Even before the Tablet becomes official, debate is raging over its significance. Whatever its shortcomings, it is sure to push the envelope on accessing and paying for content like other devices in the Apple ecosystem.

Apple's forte is understanding and accommodating digital consumers. The iPod and iPhone were catalysts for new ways to connect digital consumers. Apps have done for smart phones what the iTunes store did for MP3 players by providing the means to showcase and sell content and services. More than three billion downloads from Apple's App store in about 18 months suggests they offer at least one solution to securing consumer payments.

Mobile devices clearly are lifelines - not luxuries. Domestic adult smart phone penetration has nearly doubled to 29 percent in the past year despite the recession (according to Forrester Research), and expected to cross the 50 percent threshold by 2011 (according to Nielsen). Google's new Nexus One phone could outsell the iPhone by 2012 (according to Gartner).

What already resembles a digital device free-for-all in 2010 is no ordinary hardware fracas. This is all about changing and catering to new digital consumer behavior so that interested parties can get their piece of the action.

Google upended this week's Consumer Electronics Show in Las Vegas with its own coming out party for its first branded Nexus One "super" smart phone. The hybrid device doesn't just promote Google's Android operating system, and dominant search and display advertising sales. The new Google phone will challenge the way consumers buy and service smart phones independent of telephone carriers.

Google gets what former Time Warner chairman and CEO Gerald Levin observed earlier this week on CNBC. "The new paradigm has less to do with consumer purchases and more to do with consumer experience," Levin said.

Combining low cost experience with the Internet and mobile apps is like having the Library of Alexandria at your fingertips, Levin observed. Building an interactive economy on relevant marketing and payments required an acute understanding of what individual consumers want and think. That's why Apple and Google have been so successful.

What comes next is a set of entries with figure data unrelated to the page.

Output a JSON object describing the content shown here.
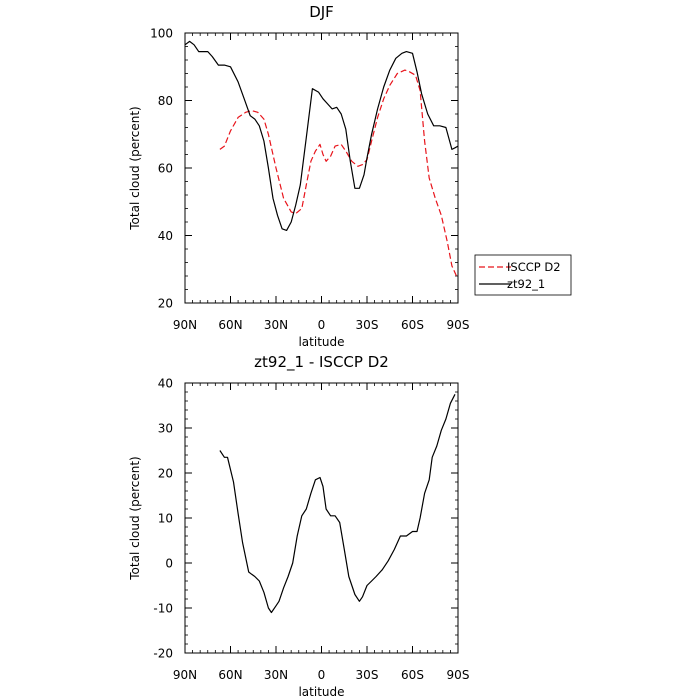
{
  "chart_data": [
    {
      "type": "line",
      "title": "DJF",
      "xlabel": "latitude",
      "ylabel": "Total cloud (percent)",
      "xlim": [
        -90,
        90
      ],
      "ylim": [
        20,
        100
      ],
      "yticks": [
        20,
        40,
        60,
        80,
        100
      ],
      "xticks": [
        -90,
        -60,
        -30,
        0,
        30,
        60,
        90
      ],
      "xtick_labels": [
        "90N",
        "60N",
        "30N",
        "0",
        "30S",
        "60S",
        "90S"
      ],
      "legend": {
        "placement": "right",
        "entries": [
          "ISCCP D2",
          "zt92_1"
        ]
      },
      "series": [
        {
          "name": "ISCCP D2",
          "color": "#e8141b",
          "style": "dashed",
          "x": [
            -67,
            -64,
            -60,
            -55,
            -50,
            -46,
            -42,
            -38,
            -35,
            -30,
            -25,
            -20,
            -17,
            -13,
            -10,
            -7,
            -4,
            -1,
            1,
            3,
            6,
            9,
            13,
            16,
            20,
            24,
            27,
            30,
            33,
            37,
            41,
            45,
            50,
            55,
            58,
            62,
            65,
            68,
            71,
            75,
            79,
            83,
            86,
            89
          ],
          "y": [
            65.5,
            66.5,
            71,
            75,
            76.5,
            77,
            76.5,
            74.5,
            70,
            60,
            51,
            47,
            46.5,
            48,
            55,
            62,
            65,
            67,
            64,
            62,
            63.5,
            66.5,
            67,
            65,
            62,
            60.5,
            61,
            62.5,
            68,
            75,
            80.5,
            84.5,
            88,
            89,
            88.5,
            87.5,
            83,
            68,
            57,
            51,
            46,
            38,
            31,
            28
          ]
        },
        {
          "name": "zt92_1",
          "color": "#000000",
          "style": "solid",
          "x": [
            -90,
            -87,
            -84,
            -81,
            -78,
            -75,
            -72,
            -68,
            -64,
            -60,
            -55,
            -51,
            -47,
            -44,
            -41,
            -38,
            -35,
            -32,
            -29,
            -26,
            -23,
            -20,
            -17,
            -14,
            -10,
            -6,
            -2,
            1,
            4,
            7,
            10,
            13,
            16,
            19,
            22,
            25,
            28,
            30,
            33,
            37,
            41,
            45,
            49,
            53,
            56,
            60,
            63,
            66,
            70,
            74,
            78,
            82,
            86,
            88,
            90
          ],
          "y": [
            96.5,
            97.5,
            96.5,
            94.5,
            94.5,
            94.5,
            93,
            90.5,
            90.5,
            90,
            85.5,
            80.5,
            75.5,
            74.5,
            72.5,
            68,
            60,
            51,
            46,
            42,
            41.5,
            44,
            49,
            55,
            69,
            83.5,
            82.5,
            80.5,
            79,
            77.5,
            78,
            76,
            71.5,
            62,
            54,
            54,
            58,
            63,
            70,
            77.5,
            84,
            89,
            92.5,
            94,
            94.5,
            94,
            88.5,
            82,
            76,
            72.5,
            72.5,
            72,
            65.5,
            66,
            66.5
          ]
        }
      ]
    },
    {
      "type": "line",
      "title": "zt92_1 - ISCCP D2",
      "xlabel": "latitude",
      "ylabel": "Total cloud (percent)",
      "xlim": [
        -90,
        90
      ],
      "ylim": [
        -20,
        40
      ],
      "yticks": [
        -20,
        -10,
        0,
        10,
        20,
        30,
        40
      ],
      "xticks": [
        -90,
        -60,
        -30,
        0,
        30,
        60,
        90
      ],
      "xtick_labels": [
        "90N",
        "60N",
        "30N",
        "0",
        "30S",
        "60S",
        "90S"
      ],
      "series": [
        {
          "color": "#000000",
          "style": "solid",
          "x": [
            -67,
            -64,
            -62,
            -58,
            -55,
            -52,
            -48,
            -46,
            -44,
            -41,
            -38,
            -35,
            -33,
            -30,
            -28,
            -25,
            -22,
            -19,
            -16,
            -13,
            -10,
            -7,
            -4,
            -1,
            1,
            3,
            6,
            9,
            12,
            15,
            18,
            22,
            25,
            27,
            30,
            33,
            36,
            40,
            44,
            48,
            52,
            56,
            60,
            63,
            65,
            68,
            71,
            73,
            76,
            79,
            82,
            85,
            88
          ],
          "y": [
            25,
            23.5,
            23.5,
            18,
            11,
            4.5,
            -2,
            -2.5,
            -3,
            -4,
            -6.5,
            -10,
            -11,
            -9.5,
            -8.5,
            -5.5,
            -3,
            0,
            6,
            10.5,
            12,
            15.5,
            18.5,
            19,
            17,
            12,
            10.5,
            10.5,
            9,
            3,
            -3,
            -7,
            -8.5,
            -7.5,
            -5,
            -4,
            -3,
            -1.5,
            0.5,
            3,
            6,
            6,
            7,
            7,
            10,
            15.5,
            18.5,
            23.5,
            26,
            29.5,
            32,
            35.5,
            37.5
          ]
        }
      ]
    }
  ]
}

Broadcasters, filmmakers, newspaper publishers and other traditional media should keep that in mind as they scramble to carve their niche in the interactive marketplace at the annual CES gathering in Las Vegas.

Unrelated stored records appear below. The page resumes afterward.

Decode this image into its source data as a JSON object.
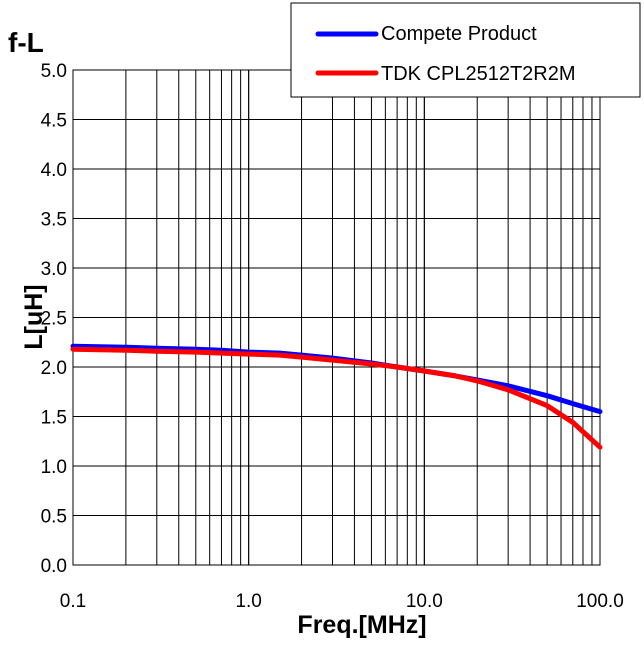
{
  "chart_data": {
    "type": "line",
    "title": "f-L",
    "xlabel": "Freq.[MHz]",
    "ylabel": "L[uH]",
    "x_scale": "log",
    "xlim": [
      0.1,
      100
    ],
    "ylim": [
      0,
      5
    ],
    "x_ticks": [
      "0.1",
      "1.0",
      "10.0",
      "100.0"
    ],
    "y_ticks": [
      "0.0",
      "0.5",
      "1.0",
      "1.5",
      "2.0",
      "2.5",
      "3.0",
      "3.5",
      "4.0",
      "4.5",
      "5.0"
    ],
    "grid": true,
    "legend_position": "top-right",
    "series": [
      {
        "name": "Compete Product",
        "color": "#0000ff",
        "x": [
          0.1,
          0.2,
          0.3,
          0.5,
          0.7,
          1.0,
          1.5,
          2,
          3,
          5,
          7,
          10,
          15,
          20,
          30,
          50,
          70,
          100
        ],
        "y": [
          2.21,
          2.2,
          2.19,
          2.18,
          2.17,
          2.15,
          2.14,
          2.12,
          2.09,
          2.04,
          2.0,
          1.96,
          1.91,
          1.87,
          1.81,
          1.71,
          1.63,
          1.55
        ]
      },
      {
        "name": "TDK CPL2512T2R2M",
        "color": "#ff0000",
        "x": [
          0.1,
          0.2,
          0.3,
          0.5,
          0.7,
          1.0,
          1.5,
          2,
          3,
          5,
          7,
          10,
          15,
          20,
          30,
          50,
          70,
          100
        ],
        "y": [
          2.18,
          2.17,
          2.16,
          2.15,
          2.14,
          2.13,
          2.12,
          2.1,
          2.07,
          2.03,
          2.0,
          1.96,
          1.91,
          1.86,
          1.77,
          1.61,
          1.44,
          1.19
        ]
      }
    ]
  }
}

Walt Disney will demonstrate its new Keychest service allowing consumers to pay once to transport their favorite branded TV series, movies and video games across all digital devices.

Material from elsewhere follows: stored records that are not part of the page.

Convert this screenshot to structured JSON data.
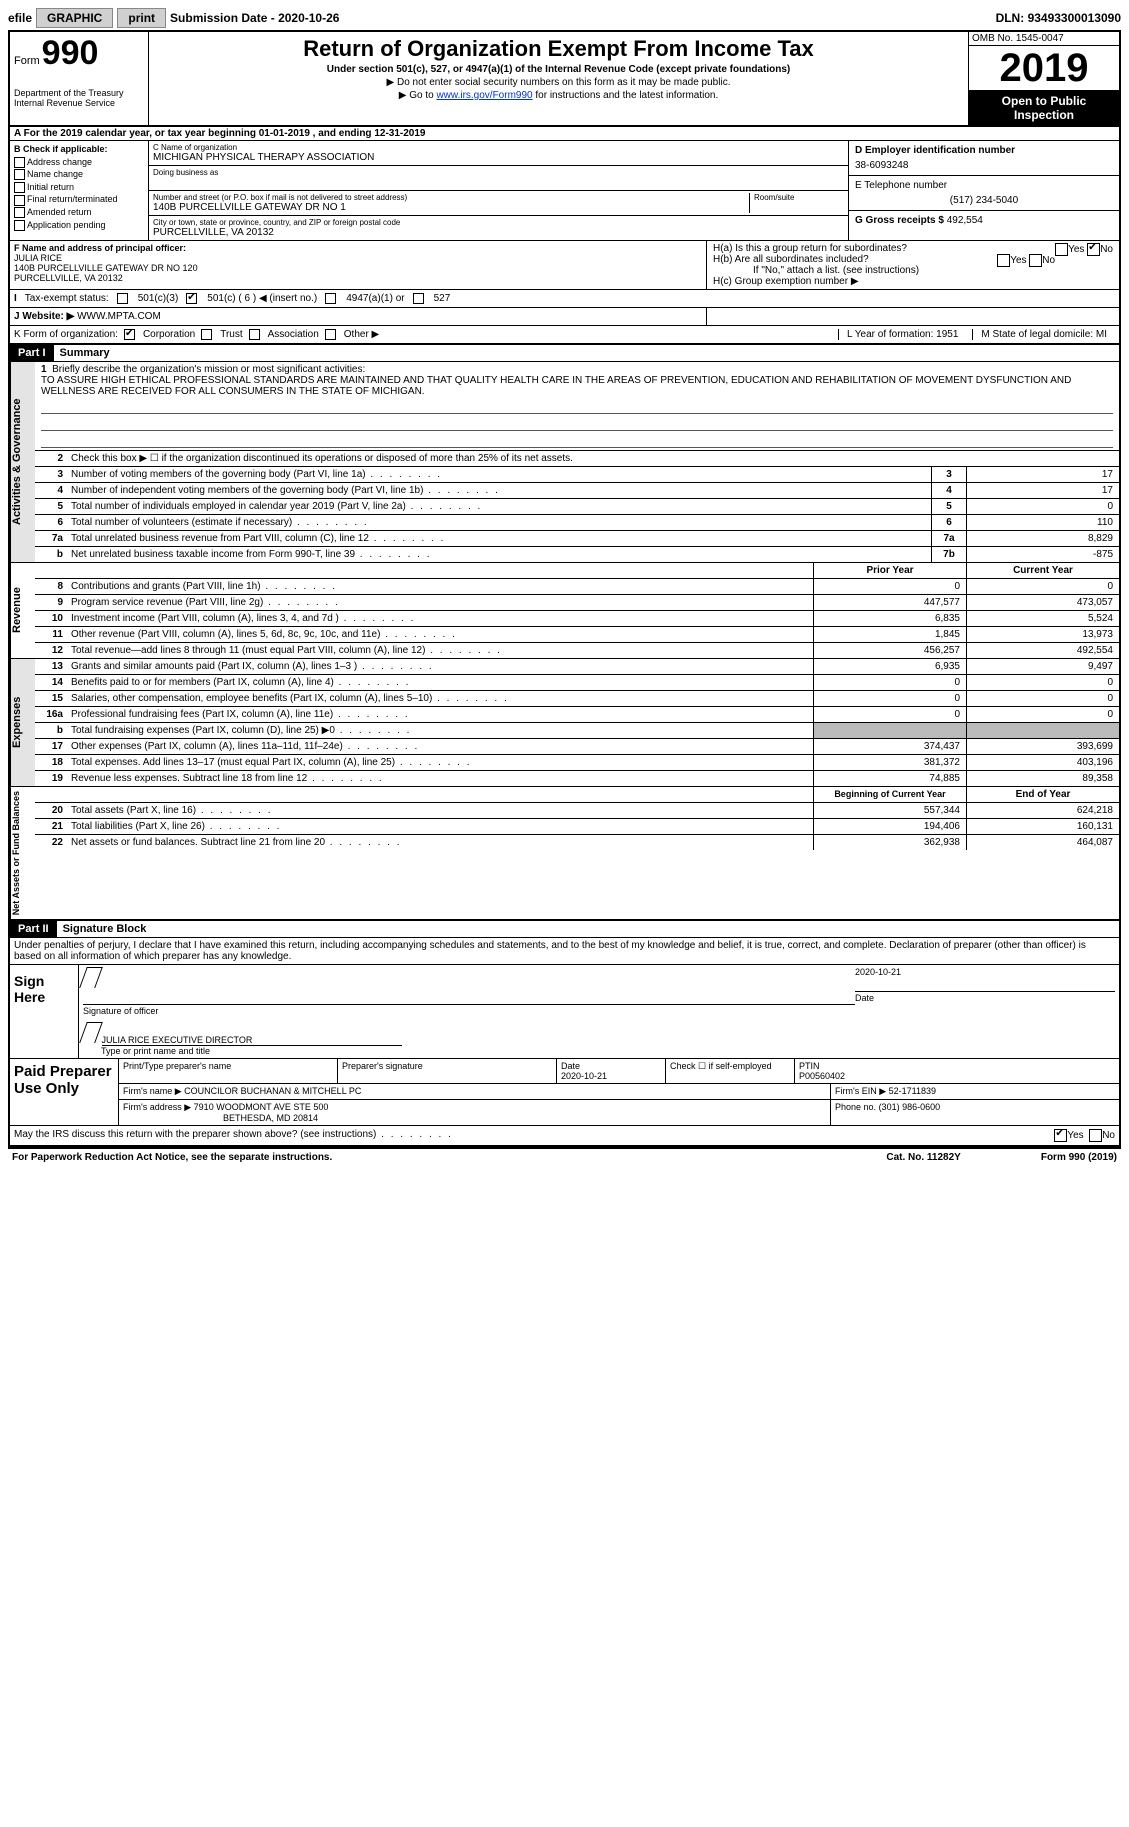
{
  "topbar": {
    "efile": "efile",
    "graphic": "GRAPHIC",
    "print": "print",
    "subdate_label": "Submission Date - ",
    "subdate": "2020-10-26",
    "dln_label": "DLN: ",
    "dln": "93493300013090"
  },
  "header": {
    "form_word": "Form",
    "form_num": "990",
    "dept": "Department of the Treasury\nInternal Revenue Service",
    "title": "Return of Organization Exempt From Income Tax",
    "subtitle": "Under section 501(c), 527, or 4947(a)(1) of the Internal Revenue Code (except private foundations)",
    "instr1": "▶ Do not enter social security numbers on this form as it may be made public.",
    "instr2_pre": "▶ Go to ",
    "instr2_link": "www.irs.gov/Form990",
    "instr2_post": " for instructions and the latest information.",
    "omb": "OMB No. 1545-0047",
    "year": "2019",
    "public1": "Open to Public",
    "public2": "Inspection"
  },
  "rowA": "A For the 2019 calendar year, or tax year beginning 01-01-2019   , and ending 12-31-2019",
  "colB": {
    "hdr": "B Check if applicable:",
    "items": [
      "Address change",
      "Name change",
      "Initial return",
      "Final return/terminated",
      "Amended return",
      "Application pending"
    ]
  },
  "colC": {
    "c_label": "C Name of organization",
    "c_val": "MICHIGAN PHYSICAL THERAPY ASSOCIATION",
    "dba_label": "Doing business as",
    "addr_label": "Number and street (or P.O. box if mail is not delivered to street address)",
    "addr_val": "140B PURCELLVILLE GATEWAY DR NO 1",
    "room_label": "Room/suite",
    "city_label": "City or town, state or province, country, and ZIP or foreign postal code",
    "city_val": "PURCELLVILLE, VA  20132"
  },
  "colD": {
    "d_label": "D Employer identification number",
    "d_val": "38-6093248",
    "e_label": "E Telephone number",
    "e_val": "(517) 234-5040",
    "g_label": "G Gross receipts $ ",
    "g_val": "492,554"
  },
  "rowF": {
    "label": "F Name and address of principal officer:",
    "name": "JULIA RICE",
    "addr": "140B PURCELLVILLE GATEWAY DR NO 120",
    "city": "PURCELLVILLE, VA  20132"
  },
  "rowH": {
    "ha": "H(a)  Is this a group return for subordinates?",
    "hb": "H(b)  Are all subordinates included?",
    "hb2": "If \"No,\" attach a list. (see instructions)",
    "hc": "H(c)  Group exemption number ▶",
    "yes": "Yes",
    "no": "No"
  },
  "rowI": {
    "label": "Tax-exempt status:",
    "o1": "501(c)(3)",
    "o2": "501(c) ( 6 ) ◀ (insert no.)",
    "o3": "4947(a)(1) or",
    "o4": "527"
  },
  "rowJ": {
    "label": "J   Website: ▶",
    "val": "WWW.MPTA.COM"
  },
  "rowK": {
    "label": "K Form of organization:",
    "o1": "Corporation",
    "o2": "Trust",
    "o3": "Association",
    "o4": "Other ▶"
  },
  "rowLM": {
    "l": "L Year of formation: 1951",
    "m": "M State of legal domicile: MI"
  },
  "part1": {
    "tag": "Part I",
    "title": "Summary",
    "q1_label": "Briefly describe the organization's mission or most significant activities:",
    "q1_text": "TO ASSURE HIGH ETHICAL PROFESSIONAL STANDARDS ARE MAINTAINED AND THAT QUALITY HEALTH CARE IN THE AREAS OF PREVENTION, EDUCATION AND REHABILITATION OF MOVEMENT DYSFUNCTION AND WELLNESS ARE RECEIVED FOR ALL CONSUMERS IN THE STATE OF MICHIGAN.",
    "q2": "Check this box ▶ ☐  if the organization discontinued its operations or disposed of more than 25% of its net assets.",
    "vtab1": "Activities & Governance",
    "vtab2": "Revenue",
    "vtab3": "Expenses",
    "vtab4": "Net Assets or Fund Balances",
    "lines_ag": [
      {
        "n": "3",
        "d": "Number of voting members of the governing body (Part VI, line 1a)",
        "box": "3",
        "v": "17"
      },
      {
        "n": "4",
        "d": "Number of independent voting members of the governing body (Part VI, line 1b)",
        "box": "4",
        "v": "17"
      },
      {
        "n": "5",
        "d": "Total number of individuals employed in calendar year 2019 (Part V, line 2a)",
        "box": "5",
        "v": "0"
      },
      {
        "n": "6",
        "d": "Total number of volunteers (estimate if necessary)",
        "box": "6",
        "v": "110"
      },
      {
        "n": "7a",
        "d": "Total unrelated business revenue from Part VIII, column (C), line 12",
        "box": "7a",
        "v": "8,829"
      },
      {
        "n": "b",
        "d": "Net unrelated business taxable income from Form 990-T, line 39",
        "box": "7b",
        "v": "-875"
      }
    ],
    "hdr_prior": "Prior Year",
    "hdr_curr": "Current Year",
    "lines_rev": [
      {
        "n": "8",
        "d": "Contributions and grants (Part VIII, line 1h)",
        "p": "0",
        "c": "0"
      },
      {
        "n": "9",
        "d": "Program service revenue (Part VIII, line 2g)",
        "p": "447,577",
        "c": "473,057"
      },
      {
        "n": "10",
        "d": "Investment income (Part VIII, column (A), lines 3, 4, and 7d )",
        "p": "6,835",
        "c": "5,524"
      },
      {
        "n": "11",
        "d": "Other revenue (Part VIII, column (A), lines 5, 6d, 8c, 9c, 10c, and 11e)",
        "p": "1,845",
        "c": "13,973"
      },
      {
        "n": "12",
        "d": "Total revenue—add lines 8 through 11 (must equal Part VIII, column (A), line 12)",
        "p": "456,257",
        "c": "492,554"
      }
    ],
    "lines_exp": [
      {
        "n": "13",
        "d": "Grants and similar amounts paid (Part IX, column (A), lines 1–3 )",
        "p": "6,935",
        "c": "9,497"
      },
      {
        "n": "14",
        "d": "Benefits paid to or for members (Part IX, column (A), line 4)",
        "p": "0",
        "c": "0"
      },
      {
        "n": "15",
        "d": "Salaries, other compensation, employee benefits (Part IX, column (A), lines 5–10)",
        "p": "0",
        "c": "0"
      },
      {
        "n": "16a",
        "d": "Professional fundraising fees (Part IX, column (A), line 11e)",
        "p": "0",
        "c": "0"
      },
      {
        "n": "b",
        "d": "Total fundraising expenses (Part IX, column (D), line 25) ▶0",
        "p": "",
        "c": "",
        "gray": true
      },
      {
        "n": "17",
        "d": "Other expenses (Part IX, column (A), lines 11a–11d, 11f–24e)",
        "p": "374,437",
        "c": "393,699"
      },
      {
        "n": "18",
        "d": "Total expenses. Add lines 13–17 (must equal Part IX, column (A), line 25)",
        "p": "381,372",
        "c": "403,196"
      },
      {
        "n": "19",
        "d": "Revenue less expenses. Subtract line 18 from line 12",
        "p": "74,885",
        "c": "89,358"
      }
    ],
    "hdr_begin": "Beginning of Current Year",
    "hdr_end": "End of Year",
    "lines_na": [
      {
        "n": "20",
        "d": "Total assets (Part X, line 16)",
        "p": "557,344",
        "c": "624,218"
      },
      {
        "n": "21",
        "d": "Total liabilities (Part X, line 26)",
        "p": "194,406",
        "c": "160,131"
      },
      {
        "n": "22",
        "d": "Net assets or fund balances. Subtract line 21 from line 20",
        "p": "362,938",
        "c": "464,087"
      }
    ]
  },
  "part2": {
    "tag": "Part II",
    "title": "Signature Block",
    "intro": "Under penalties of perjury, I declare that I have examined this return, including accompanying schedules and statements, and to the best of my knowledge and belief, it is true, correct, and complete. Declaration of preparer (other than officer) is based on all information of which preparer has any knowledge.",
    "sign_here": "Sign Here",
    "sig_officer": "Signature of officer",
    "sig_date_label": "Date",
    "sig_date": "2020-10-21",
    "sig_name": "JULIA RICE  EXECUTIVE DIRECTOR",
    "sig_name_label": "Type or print name and title",
    "paid": "Paid Preparer Use Only",
    "prep_hdr": [
      "Print/Type preparer's name",
      "Preparer's signature",
      "Date",
      "Check ☐ if self-employed",
      "PTIN"
    ],
    "prep_r1": [
      "",
      "",
      "2020-10-21",
      "",
      "P00560402"
    ],
    "firm_name_label": "Firm's name    ▶",
    "firm_name": "COUNCILOR BUCHANAN & MITCHELL PC",
    "firm_ein_label": "Firm's EIN ▶",
    "firm_ein": "52-1711839",
    "firm_addr_label": "Firm's address ▶",
    "firm_addr1": "7910 WOODMONT AVE STE 500",
    "firm_addr2": "BETHESDA, MD  20814",
    "phone_label": "Phone no.",
    "phone": "(301) 986-0600",
    "discuss": "May the IRS discuss this return with the preparer shown above? (see instructions)",
    "yes": "Yes",
    "no": "No"
  },
  "footer": {
    "left": "For Paperwork Reduction Act Notice, see the separate instructions.",
    "mid": "Cat. No. 11282Y",
    "right": "Form 990 (2019)"
  }
}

The Open Mobile Video Coalition of traditional TV broadcasters will promote its plan to deliver local news, sports, weather and entertainment to consumers on the go in an effort to transcend the static living room boob tube.

With $1 billion in local advertising generated on mobile digital video devices at least five years away (according to Borrell Associates), broadcasters and other traditional content providers are aiming to reinforce their fragmented connection to consumers and developing direct pay-for-play mechanisms.

Even as marketers increase their traditional and digital media budgets even in a recovering economy, and Apple and Google position themselves for an all-out mobile advertising war, it is becomeing clear that the digital marketplace requires multiple revenue sources to thrive.

While the media conglomerate owners of broadcast and cable networks can strong arm higher retransmission fees from cable and satellite operators, local TV stations have to fend for themselves. Advanced portable connected devices such as Google's Nexus One smart phone and Apple's Tablet will assist with that process so long as local TV broadcasters and other content providers embrace the use of apps and other connectors.

Much was made in the press this week about Levin's apology for destroying more than $200 billion in shareholder value during the disastrous AOL Time Warner union. He cautioned all media company executives to avoid the mistakes of the past by staying in touch with their inner consumer.

"Strategy is not a calculus. It doesn't come from a ledger sheet. It comes from inside people. It comes from their experience, their emotions, their comfort level," Levin said. CEOs are, first and foremost, consumers.